EMJ’s technology—it has an IT staff of 42—enables it to respond quickly to customer preferences, down to positioning numeric fields on a packaging label. “We’re finding that some customers are ready—they don’t want to call or fax us anymore. They’d rather have computers talking to each other.” (EMJ in January agreed to be acquired by Reliance Steel & Aluminum Co.)

Many more aren’t ready, however. Only about 4% of all orders at Jorgensen now arrive electronically, up from 3% two years ago. Ray acknowledges the limits in automating facets of her company’s business. Pricing is one example. Like others, Jorgensen posts prices on its Internet site for many commodities, but also invites follow-up calls.

“If somebody goes to our site and sees a metal at one price and a competitor happens to be at a lower price at that moment, we don’t want to lose that business,” Ray says. “We want the customer to call us and give us a chance to negotiate a lower price.” But for a Web site to be truly useful, those prices should be one and the same, she adds.
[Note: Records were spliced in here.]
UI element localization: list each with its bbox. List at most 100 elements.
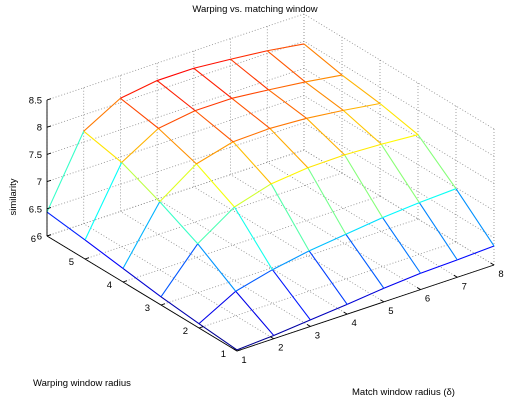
grid-line (120, 211, 311, 327)
grid-line (160, 218, 419, 306)
z-tick (46, 98, 52, 101)
surface-edge (271, 269, 311, 321)
y-tick-label: 3 (145, 303, 150, 314)
x-tick-label: 7 (462, 281, 467, 292)
surface-edge (270, 183, 310, 252)
surface-edge (345, 217, 383, 235)
grid-line (84, 172, 343, 260)
surface-edge (121, 127, 159, 163)
surface-edge (269, 128, 309, 169)
surface-edge (269, 117, 307, 129)
surface-edge (268, 81, 306, 91)
grid-line (303, 13, 495, 130)
surface-edge (159, 163, 197, 203)
x-tick-label: 1 (241, 355, 246, 366)
z-axis-label: similarity (8, 178, 19, 215)
surface-edge (122, 201, 161, 269)
grid-line (46, 13, 305, 101)
surface-edge (307, 167, 347, 235)
surface-edge (236, 334, 274, 351)
surface-edge (306, 117, 345, 156)
surface-edge (457, 245, 495, 261)
surface-edge (344, 154, 384, 218)
surface-edge (83, 130, 123, 163)
surface-edge (304, 81, 344, 111)
z-tick-label: 7 (37, 177, 42, 188)
y-tick (122, 280, 128, 283)
y-axis-label: Warping window radius (33, 378, 131, 389)
grid-line (46, 68, 305, 155)
chart-title: Warping vs. matching window (192, 4, 317, 15)
surface-edge (230, 50, 268, 60)
x-tick (453, 274, 458, 278)
surface-edge (198, 323, 238, 351)
surface-edge (120, 80, 158, 99)
y-tick-label: 4 (107, 280, 112, 291)
surface-edge (235, 290, 275, 336)
x-tick (269, 336, 274, 340)
surface-edge (231, 89, 269, 99)
surface-edge (160, 296, 200, 325)
x-tick (233, 348, 238, 352)
x-tick-label: 3 (315, 330, 320, 341)
surface-edge (306, 109, 344, 119)
surface-edge (84, 239, 124, 269)
grid-line (83, 223, 274, 340)
surface-edge (419, 188, 457, 204)
y-tick (198, 326, 204, 329)
grid-line (46, 40, 305, 128)
y-tick-label: 6 (31, 234, 36, 245)
surface-edge (156, 67, 195, 82)
x-tick (416, 287, 421, 290)
x-tick-label: 6 (425, 294, 430, 305)
z-tick-label: 6 (37, 232, 42, 243)
tick-labels: 6 6.5 7 7.5 8 8.5 1 2 3 4 5 6 1 2 3 4 5 6 7 8 (29, 96, 504, 367)
surface-edge (198, 290, 237, 325)
y-tick (46, 234, 52, 237)
surface-edge (382, 202, 420, 219)
surface-edge (196, 141, 234, 165)
surface-edge (231, 97, 271, 129)
surface-edge (270, 167, 309, 185)
x-tick (490, 262, 495, 266)
surface-edge (342, 109, 382, 145)
x-tick (306, 323, 311, 327)
grid-line (193, 186, 385, 303)
surface-edge (120, 97, 159, 129)
surface-edge (83, 97, 121, 132)
surface-edge (230, 58, 269, 91)
surface-edge (341, 74, 381, 104)
surface-edge (305, 74, 343, 83)
surface-edge (310, 303, 348, 321)
surface-edge (418, 202, 458, 261)
z-tick (46, 152, 52, 155)
surface-edge (232, 141, 272, 185)
y-tick-label: 5 (69, 257, 74, 268)
grid-line (122, 195, 381, 283)
y-tick (84, 257, 90, 260)
surface-edge (46, 211, 86, 241)
surface-edge (267, 43, 305, 52)
x-axis-line (236, 264, 495, 352)
surface-edge (346, 287, 385, 305)
surface-edge (193, 67, 233, 99)
z-tick-label: 8 (37, 123, 42, 134)
surface-edge (158, 110, 196, 129)
surface-edge (160, 243, 199, 298)
y-tick (236, 349, 242, 352)
surface-edge (196, 163, 235, 208)
surface-edge (273, 319, 311, 336)
surface-edge (193, 58, 231, 69)
surface-edge (455, 188, 495, 247)
surface-mesh (46, 43, 495, 351)
surface-edge (234, 183, 272, 208)
grid-line (267, 161, 458, 278)
grid-line (303, 122, 495, 239)
z-tick (46, 125, 52, 128)
surface-edge (417, 134, 457, 190)
axis-lines (46, 98, 495, 352)
surface-edge (308, 250, 348, 305)
grid-line (303, 68, 495, 184)
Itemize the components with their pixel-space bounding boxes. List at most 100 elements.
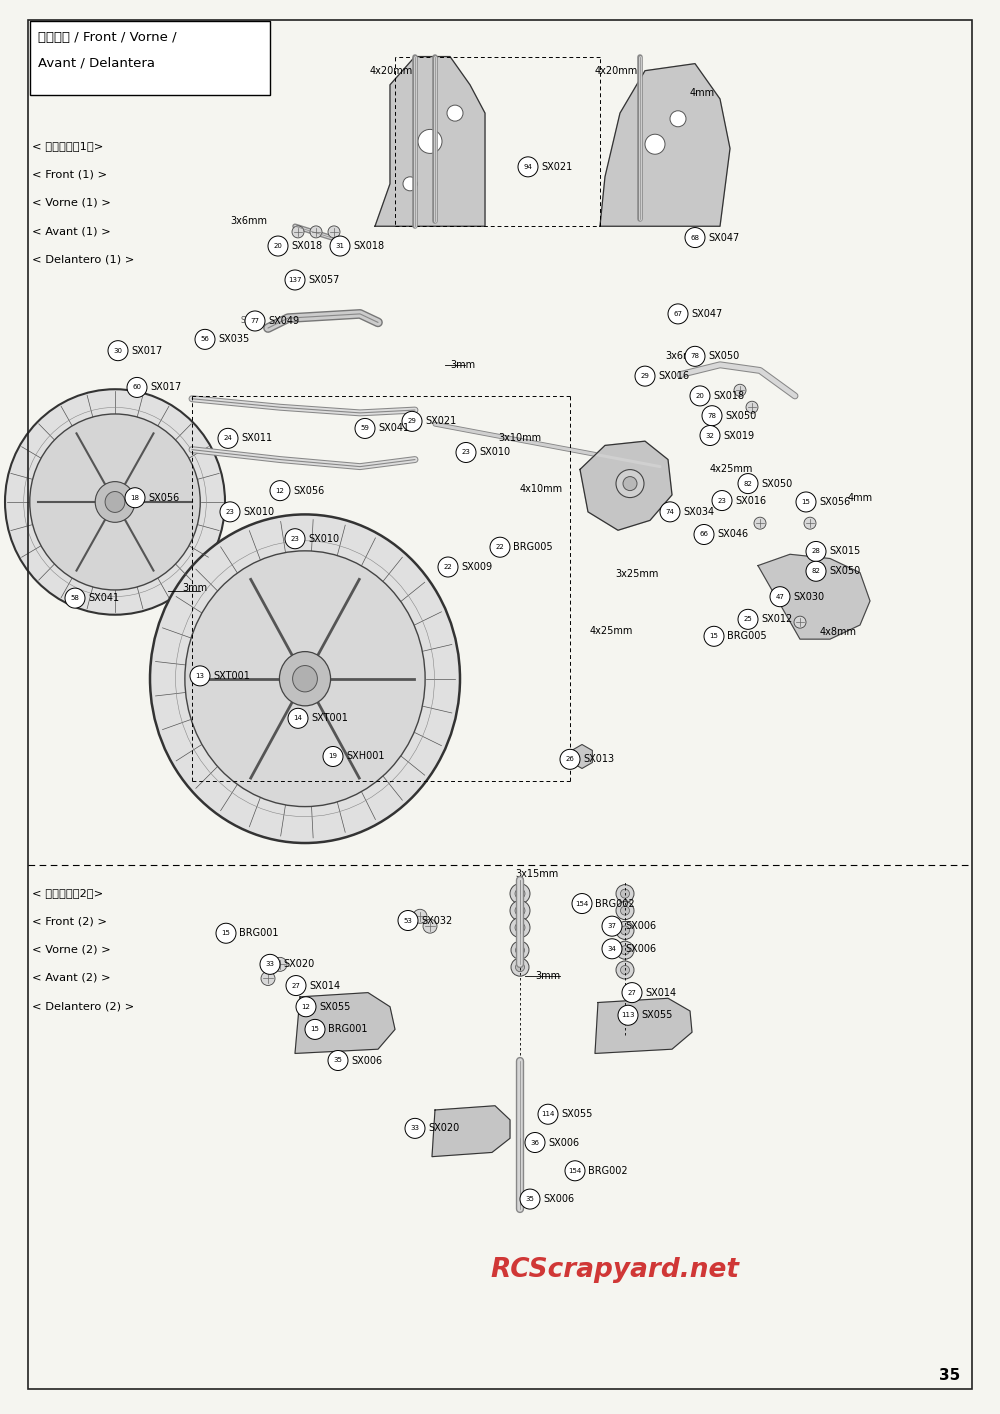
Text: SX018: SX018: [353, 240, 384, 252]
Text: 3x6mm: 3x6mm: [230, 215, 267, 226]
Circle shape: [398, 911, 418, 930]
Text: 31: 31: [336, 243, 344, 249]
Circle shape: [328, 1051, 348, 1070]
Ellipse shape: [150, 515, 460, 843]
Circle shape: [635, 366, 655, 386]
Circle shape: [511, 942, 529, 959]
Circle shape: [285, 529, 305, 549]
Circle shape: [516, 946, 524, 954]
Text: SX030: SX030: [793, 591, 824, 602]
Text: < Delantero (2) >: < Delantero (2) >: [32, 1001, 134, 1011]
Circle shape: [622, 983, 642, 1003]
Text: 35: 35: [939, 1367, 960, 1383]
Text: 32: 32: [706, 433, 714, 438]
Circle shape: [738, 609, 758, 629]
Text: 68: 68: [690, 235, 700, 240]
Text: SX047: SX047: [691, 308, 722, 320]
Text: 12: 12: [276, 488, 284, 493]
Text: 13: 13: [196, 673, 205, 679]
Circle shape: [734, 385, 746, 396]
Text: 58: 58: [71, 595, 79, 601]
Text: 37: 37: [608, 923, 616, 929]
Text: SX006: SX006: [625, 921, 656, 932]
Circle shape: [285, 270, 305, 290]
Circle shape: [602, 916, 622, 936]
Circle shape: [190, 666, 210, 686]
Circle shape: [565, 1161, 585, 1181]
Text: SX056: SX056: [148, 492, 179, 503]
Text: SXH001: SXH001: [346, 751, 384, 762]
Circle shape: [623, 477, 637, 491]
Text: SX006: SX006: [548, 1137, 579, 1148]
Text: BRG001: BRG001: [239, 928, 278, 939]
Text: SX050: SX050: [725, 410, 756, 421]
Circle shape: [746, 402, 758, 413]
Text: SX049: SX049: [268, 315, 299, 327]
Text: SX050: SX050: [761, 478, 792, 489]
Text: 56: 56: [201, 337, 209, 342]
Text: 34: 34: [608, 946, 616, 952]
Circle shape: [310, 226, 322, 238]
Text: SX019: SX019: [723, 430, 754, 441]
Bar: [30, 21, 270, 95]
Circle shape: [323, 747, 343, 766]
Circle shape: [796, 492, 816, 512]
Circle shape: [520, 1189, 540, 1209]
Circle shape: [738, 474, 758, 493]
Text: BRG002: BRG002: [588, 1165, 628, 1176]
Text: 20: 20: [696, 393, 704, 399]
Ellipse shape: [293, 666, 317, 691]
Text: SX049: SX049: [240, 317, 265, 325]
Circle shape: [328, 226, 340, 238]
Text: SX010: SX010: [479, 447, 510, 458]
Text: 3mm: 3mm: [535, 970, 560, 981]
Text: 25: 25: [744, 617, 752, 622]
Text: SX016: SX016: [735, 495, 766, 506]
Circle shape: [616, 469, 644, 498]
Text: 23: 23: [718, 498, 726, 503]
Text: 36: 36: [530, 1140, 540, 1145]
Circle shape: [754, 518, 766, 529]
Circle shape: [770, 587, 790, 607]
Circle shape: [355, 419, 375, 438]
Ellipse shape: [30, 414, 200, 590]
Text: SX050: SX050: [708, 351, 739, 362]
Text: 29: 29: [641, 373, 649, 379]
Text: BRG005: BRG005: [513, 542, 553, 553]
Circle shape: [702, 406, 722, 426]
Circle shape: [511, 959, 529, 976]
Text: SX056: SX056: [819, 496, 850, 508]
Circle shape: [65, 588, 85, 608]
Circle shape: [216, 923, 236, 943]
Text: 66: 66: [700, 532, 708, 537]
Circle shape: [712, 491, 732, 510]
Circle shape: [515, 905, 525, 916]
Circle shape: [620, 946, 630, 954]
Circle shape: [620, 926, 630, 935]
Text: 154: 154: [568, 1168, 582, 1174]
Text: 154: 154: [575, 901, 589, 906]
Text: 18: 18: [130, 495, 140, 501]
Text: フロント / Front / Vorne /: フロント / Front / Vorne /: [38, 31, 177, 44]
Circle shape: [260, 954, 280, 974]
Text: 47: 47: [776, 594, 784, 600]
Text: 33: 33: [266, 962, 274, 967]
Ellipse shape: [279, 652, 331, 706]
Text: < フロント（1）>: < フロント（1）>: [32, 141, 103, 151]
Polygon shape: [295, 993, 395, 1053]
Circle shape: [668, 304, 688, 324]
Text: SX010: SX010: [308, 533, 339, 544]
Circle shape: [305, 1019, 325, 1039]
Circle shape: [518, 157, 538, 177]
Circle shape: [288, 708, 308, 728]
Text: < Vorne (1) >: < Vorne (1) >: [32, 198, 111, 208]
Polygon shape: [595, 998, 692, 1053]
Text: 4x10mm: 4x10mm: [520, 484, 563, 495]
Text: SX012: SX012: [761, 614, 792, 625]
Text: SX050: SX050: [829, 566, 860, 577]
Text: SX018: SX018: [291, 240, 322, 252]
Text: SXT001: SXT001: [213, 670, 250, 682]
Circle shape: [525, 1133, 545, 1152]
Ellipse shape: [185, 551, 425, 806]
Text: SX055: SX055: [319, 1001, 350, 1012]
It’s difficult to automate such give-and-take. Robert Trotter, chief information officer for ThyssenKrupp Materials NA in Southfield, Michigan, sees a challenge in integrating technology in the metals industry.

“Technology becomes cheap when you can scale it up and spread the investment over a large infrastructure,” Trotter says. ThyssenKrupp has 70 U.S. locations, 2,000 employees and U.S. revenues of about $2 billion. “But in the metals industry, even a national player like us is operating in a lot of local markets. Those markets can require a higher degree of flexibility than allowed for in standardized software, and supporting that flexibility comes at a higher cost.”

Trotter warns that the Internet isn’t likely to permit many metals companies to reduce their staffing significantly right away. “There was a theory that by quoting prices online, companies could reduce their inside sales forces. But that hasn’t happened. The complexity of many metals orders can’t be communicated electronically.”

As a result, Trotter doesn’t expect an IT revolution in metals anytime soon. “This remains very much a people business. Raw materials buyers are still more comfortable doing business face to face or over the phone,” he says. “The industry is going to migrate to doing significantly more transactions online eventually. But it will take time. Information technology is going to be integrated in more metals companies, but it will happen in a steady, evolutionary way. It won’t happen overnight, which is why investment is likely to stay low.”